At any rate this seems to be the season for lawmakers going into smoke-filled rooms and—well, actually, the rooms are no longer smoke-filled because they’ve outlawed cigars in every legislative hall of the nation and, hey, maybe that’s why they’re so cranky!—but going into purified-air rooms with humidifiers and concocting laws that they don’t realize are dead from Day One.

Or I guess the alternative might be “Yeah, we know it’s unconstitutional, we know it’s already been ruled out by the courts, we know it’s gonna get mowed down by a federal judge, but we just feel like fucking with people.”

And I guess Alabama is so prosperous these days, what with the Mercedes plant in Vance and all those electronic bingo parlors, that nobody minds the legislature running up a lot of legal bills over the next year. California you can kind of dismiss as being full of wacky megalomaniacs who believe they’re so far ahead of the curve that they can set standards for the rest of the world.

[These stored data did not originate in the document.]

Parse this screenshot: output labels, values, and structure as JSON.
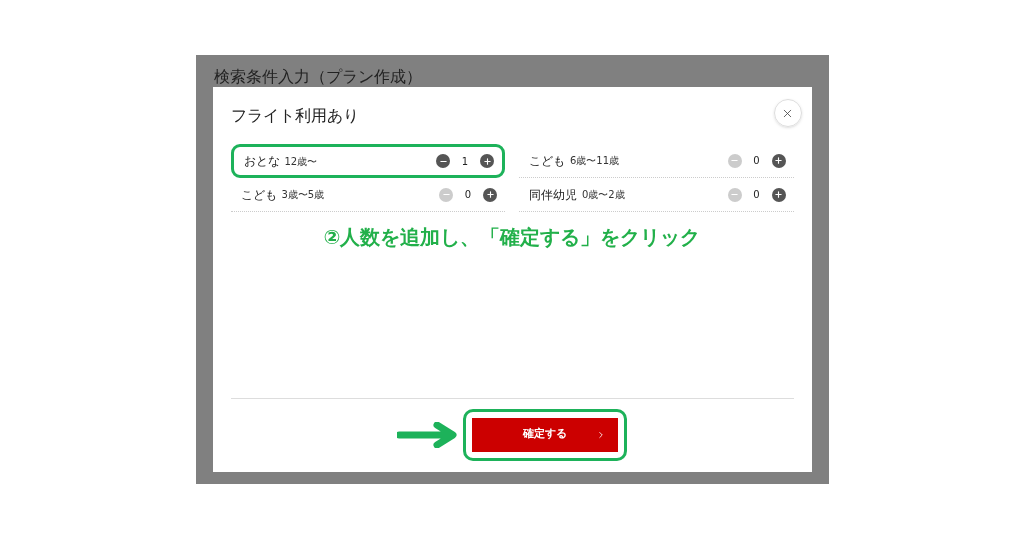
{
  "page_title": "検索条件入力（プラン作成）",
  "dialog": {
    "title": "フライト利用あり",
    "rows": [
      {
        "label": "おとな",
        "age": "12歳〜",
        "count": "1",
        "minus_disabled": false,
        "highlighted": true
      },
      {
        "label": "こども",
        "age": "6歳〜11歳",
        "count": "0",
        "minus_disabled": true,
        "highlighted": false
      },
      {
        "label": "こども",
        "age": "3歳〜5歳",
        "count": "0",
        "minus_disabled": true,
        "highlighted": false
      },
      {
        "label": "同伴幼児",
        "age": "0歳〜2歳",
        "count": "0",
        "minus_disabled": true,
        "highlighted": false
      }
    ],
    "annotation": "②人数を追加し、「確定する」をクリック",
    "confirm_button": {
      "label": "確定する",
      "highlighted": true
    }
  }
}
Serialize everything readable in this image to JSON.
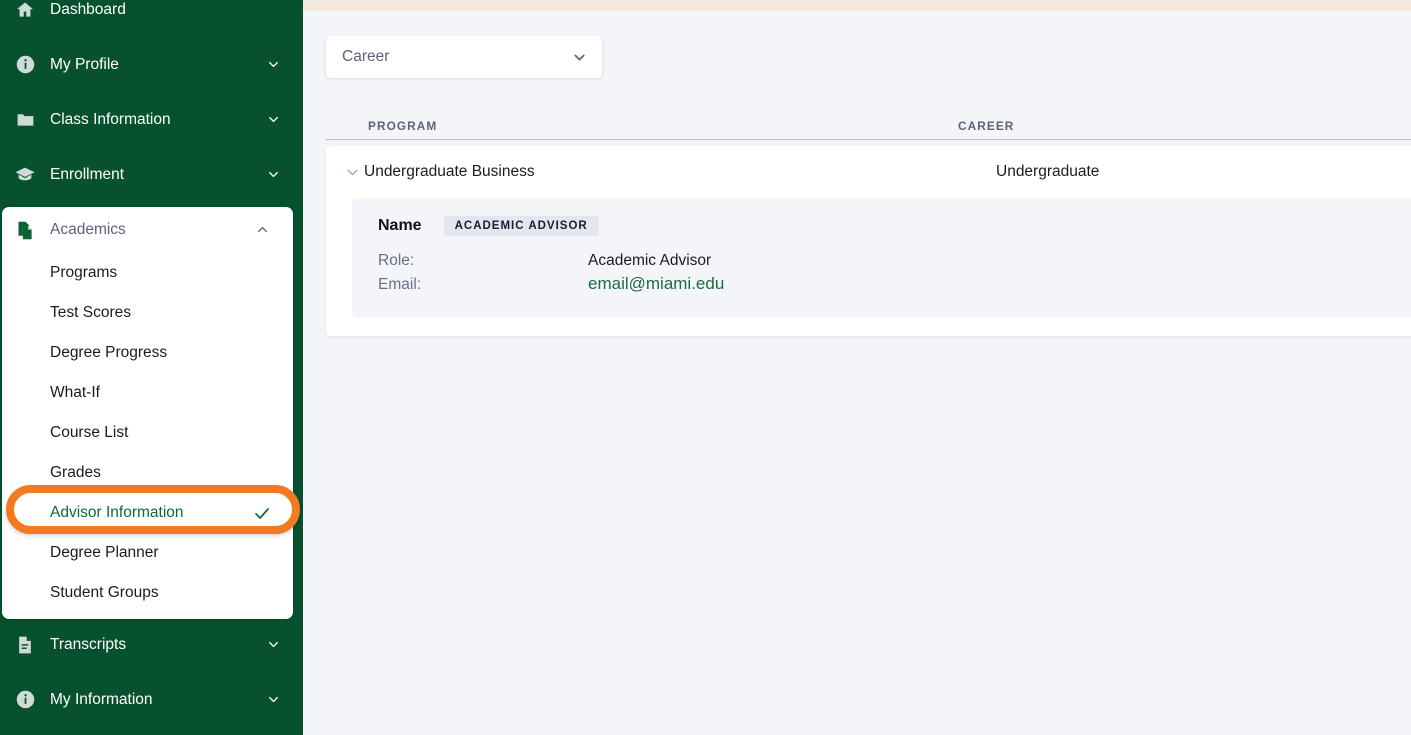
{
  "colors": {
    "sidebar_green": "#07512E",
    "highlight_orange": "#F47A21",
    "accent_green": "#0D6B38",
    "email_green": "#1D6A45",
    "page_bg": "#F4F5F9",
    "top_band": "#F2E8DC",
    "badge_bg": "#E3E5EF"
  },
  "sidebar": {
    "top_items": [
      {
        "label": "Dashboard",
        "icon": "home-icon",
        "chevron": false
      },
      {
        "label": "My Profile",
        "icon": "info-circle-icon",
        "chevron": true
      },
      {
        "label": "Class Information",
        "icon": "folder-icon",
        "chevron": true
      },
      {
        "label": "Enrollment",
        "icon": "graduation-cap-icon",
        "chevron": true
      }
    ],
    "group": {
      "label": "Academics",
      "icon": "documents-copy-icon",
      "chevron": "chevron-up-icon",
      "expanded": true,
      "items": [
        {
          "label": "Programs",
          "active": false
        },
        {
          "label": "Test Scores",
          "active": false
        },
        {
          "label": "Degree Progress",
          "active": false
        },
        {
          "label": "What-If",
          "active": false
        },
        {
          "label": "Course List",
          "active": false
        },
        {
          "label": "Grades",
          "active": false
        },
        {
          "label": "Advisor Information",
          "active": true
        },
        {
          "label": "Degree Planner",
          "active": false
        },
        {
          "label": "Student Groups",
          "active": false
        }
      ]
    },
    "bottom_items": [
      {
        "label": "Transcripts",
        "icon": "document-lines-icon",
        "chevron": true
      },
      {
        "label": "My Information",
        "icon": "info-circle-icon",
        "chevron": true
      }
    ]
  },
  "main": {
    "career_select": {
      "value": "Career",
      "placeholder": "Career",
      "chevron": "chevron-down-icon"
    },
    "table": {
      "columns": [
        "PROGRAM",
        "CAREER"
      ],
      "rows": [
        {
          "program": "Undergraduate Business",
          "career": "Undergraduate",
          "expanded": true,
          "advisor": {
            "name": "Name",
            "badge": "ACADEMIC ADVISOR",
            "fields": [
              {
                "key": "Role:",
                "value": "Academic Advisor",
                "type": "text"
              },
              {
                "key": "Email:",
                "value": "email@miami.edu",
                "type": "email"
              }
            ]
          }
        }
      ]
    }
  }
}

But Illinois? What happened to that whole Sensible Midwesterner vibe they once had?

Of course, some of these legislatures could be full of States Righters—the guys who started the Civil War—because they actually did believe that no state law could ever be overruled by a federal court.

But I don’t think so. I think the real reason in all these cases is more sinister. I think they’re saying, “We don’t like things as they are, and so we’ll make it really, really expensive for certain people to enforce their rights. We’ll make them fight every day for what should be rightly theirs for free. We’ll take away their birthright. We’ll screw with their businesses and screw with their wombs and screw with their assumptions about what the courts have guaranteed them, and some of them will give up, and some of them will make mistakes, and we’ll just make sure they have many bad days, and eventually they’ll get tired of fighting with us and we’ll get a team of brutal lawyers to take them down and put them in their place.”

Well, okay, I guess it worked with the Indians. Go for it, guys.